稍作思考后,柳忆点了点头,对帕缇娜道,“其实存放在你房间的药草确实是一种违禁品,虽是优良药材,却有小概率的致死性,要是处理不好,可能会被处以一年刑期或者相应罚款。”
“德尔纳把药材放在你这里可能确实是为了转移责任,他毕竟也是人,也是有私心的。但确实对不住你,我们如果能活下来,药材出售后的所得收入我会全部转让给你,如何?”
在柳忆一口气说完后,那对深黑眼眸一眨不眨的凝视着她,虽说实际不过片刻,但在少女的主观感觉中却长似永恒。
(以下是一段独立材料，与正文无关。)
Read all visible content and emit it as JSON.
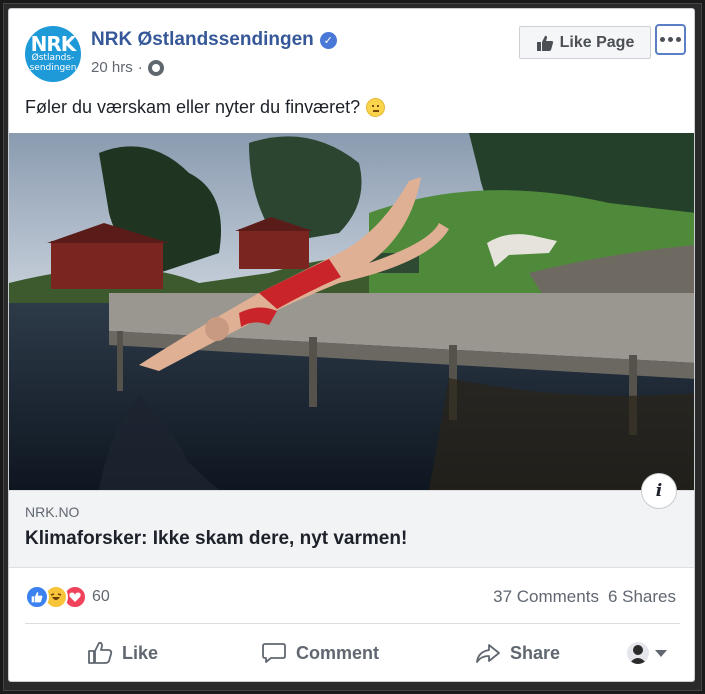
{
  "post": {
    "page_name": "NRK Østlandssendingen",
    "avatar_logo": "NRK",
    "avatar_sub_line1": "Østlands-",
    "avatar_sub_line2": "sendingen",
    "time": "20 hrs",
    "separator": "·",
    "text": "Føler du værskam eller nyter du finværet?",
    "like_page_label": "Like Page"
  },
  "link": {
    "domain": "NRK.NO",
    "title": "Klimaforsker: Ikke skam dere, nyt varmen!",
    "info_glyph": "i"
  },
  "stats": {
    "reaction_count": "60",
    "comments": "37 Comments",
    "shares": "6 Shares"
  },
  "actions": {
    "like": "Like",
    "comment": "Comment",
    "share": "Share"
  },
  "colors": {
    "brand_blue": "#365899",
    "nrk_blue": "#1f9ad9",
    "like_blue": "#3b82f0",
    "love_red": "#f0435b",
    "haha_yellow": "#f7c43a"
  },
  "icons": [
    "verified-icon",
    "globe-icon",
    "thumbs-up-icon",
    "more-icon",
    "smile-emoji-icon",
    "info-icon",
    "like-reaction-icon",
    "haha-reaction-icon",
    "love-reaction-icon",
    "comment-icon",
    "share-icon",
    "profile-icon",
    "caret-down-icon"
  ]
}
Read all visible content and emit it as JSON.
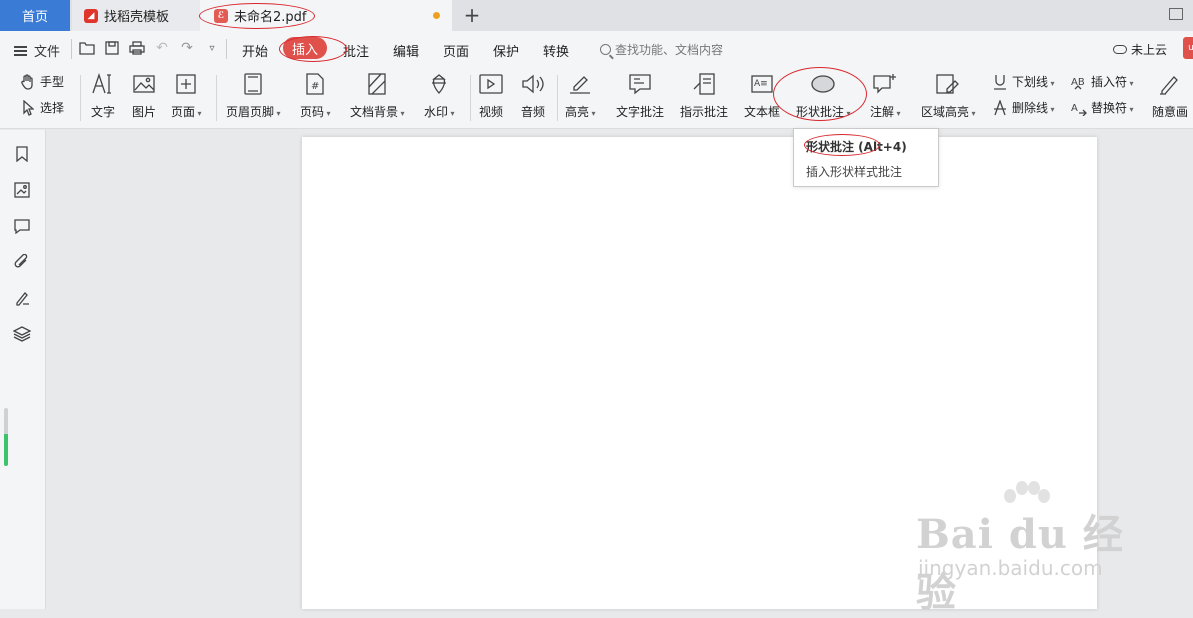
{
  "tabs": {
    "home": "首页",
    "template": "找稻壳模板",
    "document": "未命名2.pdf"
  },
  "menu": {
    "file": "文件",
    "tabs": [
      "开始",
      "插入",
      "批注",
      "编辑",
      "页面",
      "保护",
      "转换"
    ],
    "search_placeholder": "查找功能、文档内容",
    "cloud": "未上云"
  },
  "ribbon": {
    "hand": "手型",
    "select": "选择",
    "text": "文字",
    "image": "图片",
    "page": "页面",
    "header_footer": "页眉页脚",
    "page_number": "页码",
    "background": "文档背景",
    "watermark": "水印",
    "video": "视频",
    "audio": "音频",
    "highlight": "高亮",
    "text_comment": "文字批注",
    "pointer_comment": "指示批注",
    "textbox": "文本框",
    "shape_comment": "形状批注",
    "note": "注解",
    "area_highlight": "区域高亮",
    "underline": "下划线",
    "strikethrough": "删除线",
    "insert_symbol": "插入符",
    "replace_symbol": "替换符",
    "freehand": "随意画"
  },
  "tooltip": {
    "title": "形状批注 (Alt+4)",
    "description": "插入形状样式批注"
  },
  "watermark": {
    "brand": "Bai du 经验",
    "url": "jingyan.baidu.com"
  },
  "colors": {
    "accent_blue": "#3a7bd5",
    "insert_tab_red": "#e0514b",
    "annotation_red": "#d8282e"
  }
}
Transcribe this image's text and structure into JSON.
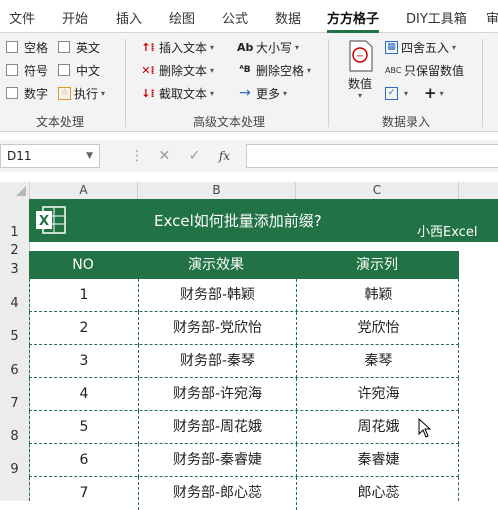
{
  "ribbon_tabs": [
    "文件",
    "开始",
    "插入",
    "绘图",
    "公式",
    "数据",
    "方方格子",
    "DIY工具箱",
    "审"
  ],
  "active_tab": "方方格子",
  "text_group": {
    "checkboxes": [
      "空格",
      "英文",
      "符号",
      "中文",
      "数字"
    ],
    "exec_label": "执行",
    "group_label": "文本处理"
  },
  "advanced_group": {
    "insert_text": "插入文本",
    "delete_text": "删除文本",
    "extract_text": "截取文本",
    "case": "大小写",
    "delete_spaces": "删除空格",
    "more": "更多",
    "group_label": "高级文本处理"
  },
  "number_group": {
    "value_label": "数值",
    "round": "四舍五入",
    "keep_value": "只保留数值",
    "plus": "+",
    "group_label": "数据录入"
  },
  "formula_bar": {
    "cell_ref": "D11",
    "fx": "fx",
    "content": ""
  },
  "columns": [
    "A",
    "B",
    "C"
  ],
  "rows": [
    "1",
    "2",
    "3",
    "4",
    "5",
    "6",
    "7",
    "8",
    "9"
  ],
  "banner": {
    "title": "Excel如何批量添加前缀?",
    "author": "小西Excel"
  },
  "table": {
    "headers": [
      "NO",
      "演示效果",
      "演示列"
    ],
    "rows": [
      {
        "no": "1",
        "effect": "财务部-韩颖",
        "name": "韩颖"
      },
      {
        "no": "2",
        "effect": "财务部-党欣怡",
        "name": "党欣怡"
      },
      {
        "no": "3",
        "effect": "财务部-秦琴",
        "name": "秦琴"
      },
      {
        "no": "4",
        "effect": "财务部-许宛海",
        "name": "许宛海"
      },
      {
        "no": "5",
        "effect": "财务部-周花娥",
        "name": "周花娥"
      },
      {
        "no": "6",
        "effect": "财务部-秦睿婕",
        "name": "秦睿婕"
      },
      {
        "no": "7",
        "effect": "财务部-郎心蕊",
        "name": "郎心蕊"
      }
    ]
  },
  "colors": {
    "accent": "#217346",
    "ribbon_bg": "#f3f3f3"
  }
}
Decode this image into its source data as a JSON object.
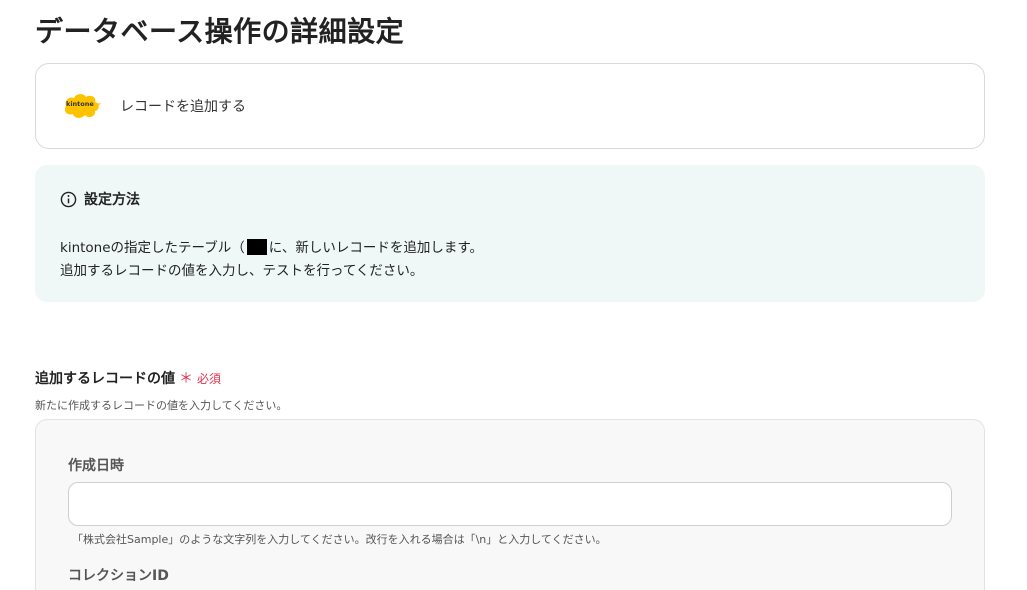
{
  "page": {
    "title": "データベース操作の詳細設定"
  },
  "action": {
    "app_logo_icon": "kintone-logo-icon",
    "app_logo_text": "kintone",
    "label": "レコードを追加する"
  },
  "info": {
    "title": "設定方法",
    "line1_a": "kintoneの指定したテーブル（",
    "line1_b": "に、新しいレコードを追加します。",
    "line2": "追加するレコードの値を入力し、テストを行ってください。"
  },
  "field": {
    "label": "追加するレコードの値",
    "required_star": "＊",
    "required_text": "必須",
    "description": "新たに作成するレコードの値を入力してください。"
  },
  "subfields": [
    {
      "label": "作成日時",
      "value": "",
      "placeholder": "",
      "hint": "「株式会社Sample」のような文字列を入力してください。改行を入れる場合は「\\n」と入力してください。"
    },
    {
      "label": "コレクションID"
    }
  ],
  "colors": {
    "accent_red": "#e0344d",
    "info_bg": "#eff8f7",
    "logo_yellow": "#fdc300"
  }
}
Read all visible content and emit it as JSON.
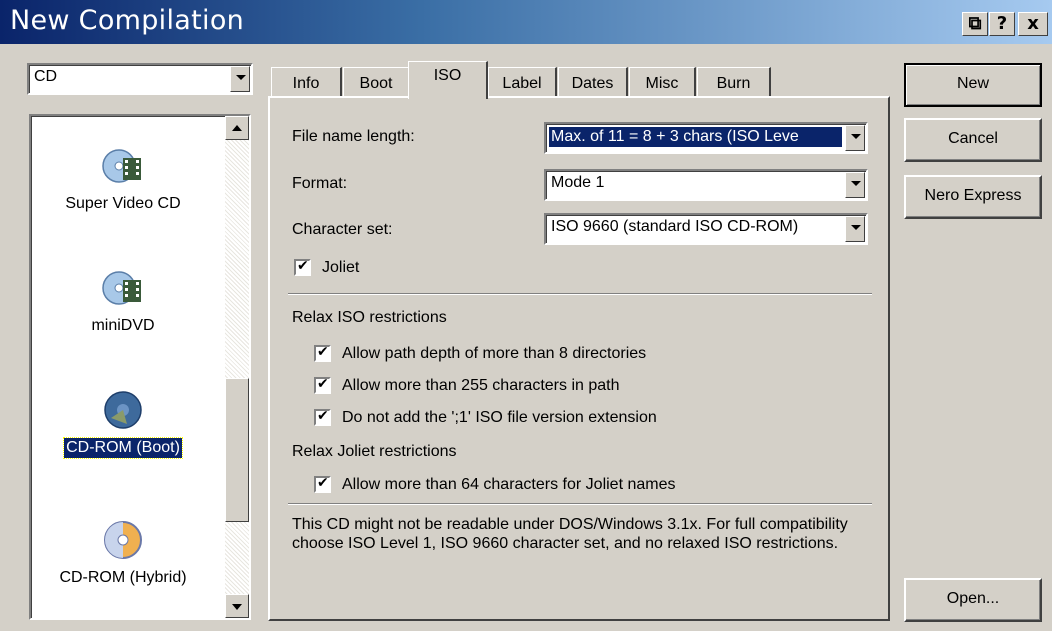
{
  "window": {
    "title": "New Compilation",
    "title_buttons": [
      "⧉",
      "?",
      "x"
    ]
  },
  "media_select": {
    "value": "CD"
  },
  "compilation_types": [
    {
      "label": "Super Video CD",
      "icon": "video-disc-icon",
      "selected": false
    },
    {
      "label": "miniDVD",
      "icon": "video-disc-icon",
      "selected": false
    },
    {
      "label": "CD-ROM (Boot)",
      "icon": "boot-disc-icon",
      "selected": true
    },
    {
      "label": "CD-ROM (Hybrid)",
      "icon": "hybrid-disc-icon",
      "selected": false
    }
  ],
  "tabs": [
    "Info",
    "Boot",
    "ISO",
    "Label",
    "Dates",
    "Misc",
    "Burn"
  ],
  "active_tab": "ISO",
  "iso": {
    "file_name_length_label": "File name length:",
    "file_name_length_value": "Max. of 11 = 8 + 3 chars (ISO Leve",
    "format_label": "Format:",
    "format_value": "Mode 1",
    "charset_label": "Character set:",
    "charset_value": "ISO 9660 (standard ISO CD-ROM)",
    "joliet_label": "Joliet",
    "joliet_checked": true,
    "relax_iso_heading": "Relax ISO restrictions",
    "relax_iso_options": [
      "Allow path depth of more than 8 directories",
      "Allow more than 255 characters in path",
      "Do not add the ';1' ISO file version extension"
    ],
    "relax_joliet_heading": "Relax Joliet restrictions",
    "relax_joliet_option": "Allow more than 64 characters for Joliet names",
    "note": "This CD might not be readable under DOS/Windows 3.1x. For full compatibility choose ISO Level 1, ISO 9660 character set, and no relaxed ISO restrictions."
  },
  "buttons": {
    "new": "New",
    "cancel": "Cancel",
    "nero_express": "Nero Express",
    "open": "Open..."
  },
  "colors": {
    "face": "#d4d0c8",
    "title_start": "#0a246a",
    "title_end": "#a6caf0",
    "selection": "#0a246a"
  }
}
目光聚在她身上太久了,久到柳忆近乎以为帕缇娜识破了自己的谎言。
但最终她没有提出质疑,帕缇娜移开视线,垂下脑袋,小声说道,“没事的,我也不要钱,德尔纳先生毕竟已经...你收好吧。”
帕缇娜是看出什么来了吗?应该不会吧?
柳忆一边说着,一边回身前往储物室,在把一切想明白后。她再度扬手拔剑,用力一劈,剑锋撞在厚实铁木上,没能以蛮力破坏,只在漆面划出大道刮痕,露出了被掩藏的匙孔。
帕缇娜正要提剑帮忙,柳忆却摆摆手,示意不用。
她拿出之前从萨森兄弟(入口处的两具尸体)身上搜出的一串钥匙,摸索着找出一把看起来形状对应的钥匙,用力一按,再一扭,开了。
德尔纳是个狡猾谨慎的人,他知道自己的计划中有一个漏洞。帕缇娜如果发现了自己的房屋内藏了什么,到时候告官就糟了,所以德尔纳应该雇了监视她的人。现在来看就是萨森兄弟了。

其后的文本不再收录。